28.4.11

7.4.11

La fille de la tripière


La fille de la tripière. Un sacré numéro. Sa mère, tripière sans doute depuis la grande époque des Halles, petite vieille femme brune, cheveux très courts, visage tavelé, bouche rentrée, l'œil mauvais d'une volaille circonspecte, debout en tablier à rayures toute la journée dans sa boutique. Un étal de moins d'un mètre avec en vitrine des foies, des tripes et des rognons, sous un auvent rouge muleta portant de grosses lettres blanches devenues grises : T R I P E R I E.

En face de ce minuscule commerce, de l'autre côté de la rue pas très large, le café des Allongés. Un rade transmis depuis des décennies mais resté dans son jus début de siècle. Des boiseries lustrées par les épaules, un sol carrelé couvert de fissures, des miroirs tachés, un comptoir noirâtre. Un patron roublard et ventru, aux rouflaquettes rejoignant la moustache, jouant les bourrus pour épater les touristes. Et comme serveuse, la fille de la tripière.

Sonia, en rébellion permanente. Pour bien montrer qu'elle fait ce métier alors qu'elle pourrait en faire un autre bien mieux, elle le fait à moitié, en le sabotant. Elle oublie de nettoyer une table, elle fait poireauter un couple de "connards" dont la gueule ne lui revient pas, elle drague un client dont la femme est allée aux toilettes. Elle râle si on lui fait une remarque, elle hurle quand on lui dit de se calmer, elle balance son plateau lorsqu'un habitué la charrie trop. Tout ça sous le regard sombre de sa mère. Sa mère qui du matin au soir la regarde servir des cafés, des bières, des sandwiches, des salades, des tartes, des kirs.

Triperie Billon,
rue Coquillière,
75001

1.4.11

Le Club des Deux Marches


Ça faisait un petit bout de temps que je n'étais pas allé du côté de mon club préféré, le Club des Deux marches. Nommé ainsi en raison des 2 marches à descendre pour y pénétrer. Situé dans une petite rue près du Jardin du Palais-Royal, le Club des Deux marches a été créé dans les années 1990 par une ancienne prostituée vive et cultivée, Mado. Une longue femme sèche aux cheveux très noirs et aux grands yeux pâles. La voix Mouglalis, la cigarette inséparable. Egérie d'un auteur de polars dans sa jeunesse. Originaire de Bayonne. Accro aux soupes japonaises et aux parfums de Lutens.

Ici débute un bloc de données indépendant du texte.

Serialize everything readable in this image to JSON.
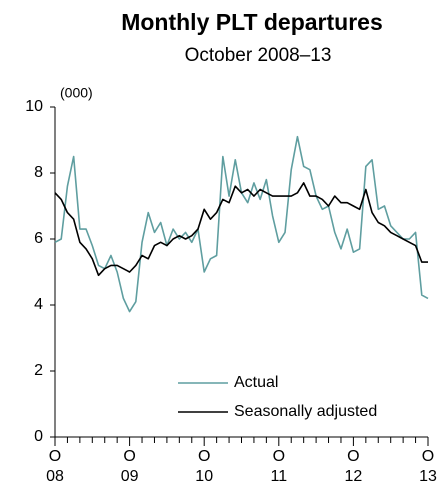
{
  "chart_data": {
    "type": "line",
    "title": "Monthly PLT departures",
    "subtitle": "October 2008–13",
    "y_unit_label": "(000)",
    "categories": [
      "O",
      null,
      null,
      null,
      null,
      null,
      null,
      null,
      null,
      null,
      null,
      null,
      "O",
      null,
      null,
      null,
      null,
      null,
      null,
      null,
      null,
      null,
      null,
      null,
      "O",
      null,
      null,
      null,
      null,
      null,
      null,
      null,
      null,
      null,
      null,
      null,
      "O",
      null,
      null,
      null,
      null,
      null,
      null,
      null,
      null,
      null,
      null,
      null,
      "O",
      null,
      null,
      null,
      null,
      null,
      null,
      null,
      null,
      null,
      null,
      null,
      "O"
    ],
    "year_labels": [
      "08",
      "09",
      "10",
      "11",
      "12",
      "13"
    ],
    "series": [
      {
        "name": "Actual",
        "color": "#5f9ea0",
        "values": [
          5.9,
          6.0,
          7.6,
          8.5,
          6.3,
          6.3,
          5.8,
          5.2,
          5.1,
          5.5,
          5.0,
          4.2,
          3.8,
          4.1,
          5.9,
          6.8,
          6.2,
          6.5,
          5.8,
          6.3,
          6.0,
          6.2,
          5.9,
          6.3,
          5.0,
          5.4,
          5.5,
          8.5,
          7.3,
          8.4,
          7.4,
          7.1,
          7.7,
          7.2,
          7.8,
          6.7,
          5.9,
          6.2,
          8.1,
          9.1,
          8.2,
          8.1,
          7.3,
          6.9,
          7.0,
          6.2,
          5.7,
          6.3,
          5.6,
          5.7,
          8.2,
          8.4,
          6.9,
          7.0,
          6.4,
          6.2,
          6.0,
          6.0,
          6.2,
          4.3,
          4.2
        ]
      },
      {
        "name": "Seasonally adjusted",
        "color": "#000000",
        "values": [
          7.4,
          7.2,
          6.8,
          6.6,
          5.9,
          5.7,
          5.4,
          4.9,
          5.1,
          5.2,
          5.2,
          5.1,
          5.0,
          5.2,
          5.5,
          5.4,
          5.8,
          5.9,
          5.8,
          6.0,
          6.1,
          6.0,
          6.1,
          6.3,
          6.9,
          6.6,
          6.8,
          7.2,
          7.1,
          7.6,
          7.4,
          7.5,
          7.3,
          7.5,
          7.4,
          7.3,
          7.3,
          7.3,
          7.3,
          7.4,
          7.7,
          7.3,
          7.3,
          7.2,
          7.0,
          7.3,
          7.1,
          7.1,
          7.0,
          6.9,
          7.5,
          6.8,
          6.5,
          6.4,
          6.2,
          6.1,
          6.0,
          5.9,
          5.8,
          5.3,
          5.3
        ]
      }
    ],
    "ylim": [
      0,
      10
    ],
    "yticks": [
      0,
      2,
      4,
      6,
      8,
      10
    ],
    "grid": false,
    "legend": "bottom"
  }
}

Reine de son petit monde, le rire et l'indignation faciles.

Le Club n'existe plus.

C'était un soir de juin, après un dîner avec Nora dans un restaurant de mouclades au pineau des Charentes tenu par un couple de Rétais aux cheveux blancs et chemisettes bleu ciel, depuis repartis dans leur île.
Nous entrons dans le Club, curieux. A l'époque, le Jardin du Palais-Royal était encore à l'écart. Colette, le concept-store, n'existait pas encore rue Saint-Honoré. Un grand marronnier ombrageait le bac à sable, sous les fenêtres de l'appartement de Colette, l'écrivain. Pas de boutiques de luxe sous les arcades. Une ambiance générale d'être hors de la ville. Une enceinte désaffectée et ensoleillée, tranquille et familiale, habitée par les étudiants, les moineaux, les vieux, les oisifs, les fantômes des joueurs et des demi-mondaines. Un jardin privé pour connaisseurs.

Et donc, à côté, le Club. Une petite porte de métal jaune, une sonnette. Deux marches plus bas, un écrin sombre et rouge sang, hanté par Mado et ses habitués. Des fauteuils bas et lourds. De petites tables rondes. Une mini piste de danse, tout juste assez grande pour accueillir un couple enlacé. Un comptoir acajou, tenu par Osvaldo, Chilien jeté à Paris par la vie. Osvaldo qui avait d'abord fait ses armes au Harry's Bar, Venise. Et qui à présent régalaient les amis de Mado de ses coquetèles dosés au millimètre.

Osvaldo, la classe.
Toujours un nœud pap en velours milleraies.